Desmenuza el autor los traumas de Cinegio, que en su adolescencia quiso convertirse en gladiador, y Clinio le insultó en el atrio de su casa: “¿Pelear en la arena? ¿Convertirte en gladiador? ¿No se te ocurre nada más bajo? Ladrón, violador, sicario, esclavo, sepulturero, galeote, tahúr, eunuco, incluso ramera. ¿A algo más mezquino aspiras?” Achantia supo siempre controlar al esposo traumatizado, aunque sufrió profundamente en sus dos embarazos frustrados y luego con su hija Julia que nació muerta. Finalmente, la familia fue bendecida con descendencia.

Cinegio “comprendió que no existe mayor enemigo para el hombre que su conciencia, ni forma más poderosa de demostrar el amor por otro que hacerlo en silencio, sin palabras, regalos ni promesas vacías”. A su emperador le explica que los nombres de las constelaciones proceden del Argo, el barco con el que Jasón marchó a recuperar el Vellocino de Oro. Y a Achantia, su esposa, cuando el infarto le quiebra la vida, le pide el regreso a Hispania, a su villa de Carranque, en Toledo. Así que la viuda emprende el largo camino desde Constantinopla para cumplir con la voluntad del esposo muerto.

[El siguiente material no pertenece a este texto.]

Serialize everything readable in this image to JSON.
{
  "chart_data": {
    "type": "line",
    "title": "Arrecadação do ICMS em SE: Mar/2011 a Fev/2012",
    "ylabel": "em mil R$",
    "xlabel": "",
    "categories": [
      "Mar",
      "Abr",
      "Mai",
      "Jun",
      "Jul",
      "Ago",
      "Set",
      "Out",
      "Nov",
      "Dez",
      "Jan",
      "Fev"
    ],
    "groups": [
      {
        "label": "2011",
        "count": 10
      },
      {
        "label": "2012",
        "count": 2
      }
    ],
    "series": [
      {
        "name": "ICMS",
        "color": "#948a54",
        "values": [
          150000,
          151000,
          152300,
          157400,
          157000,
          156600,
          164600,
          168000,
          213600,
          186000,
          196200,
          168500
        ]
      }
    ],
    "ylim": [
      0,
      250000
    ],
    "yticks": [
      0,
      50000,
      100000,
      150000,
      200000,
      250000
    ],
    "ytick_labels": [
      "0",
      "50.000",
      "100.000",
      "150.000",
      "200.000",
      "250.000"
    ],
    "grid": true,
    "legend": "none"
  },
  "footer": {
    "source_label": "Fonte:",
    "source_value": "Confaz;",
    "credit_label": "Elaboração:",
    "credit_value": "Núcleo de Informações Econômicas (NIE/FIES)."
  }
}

Es el año 389. Desfilan por la novela Prisciliano, Ambrosio, Dámaso y también Hipatia, la mujer filósofa y matemática que asombró en la Edad Media. Entre todos ellos, Materno Cinegio, mano derecha del emperador Teodosio, ejerció influencia decisiva en el siglo IV. Era cojo y no demasiado agraciado físicamente. Pero cumplió su promesa de esposo, en su regreso a Carranque: “Te juro que aquí descansaremos juntos para siempre”, porque al decir de San Agustín “la medida del amor es el amor sin medida”.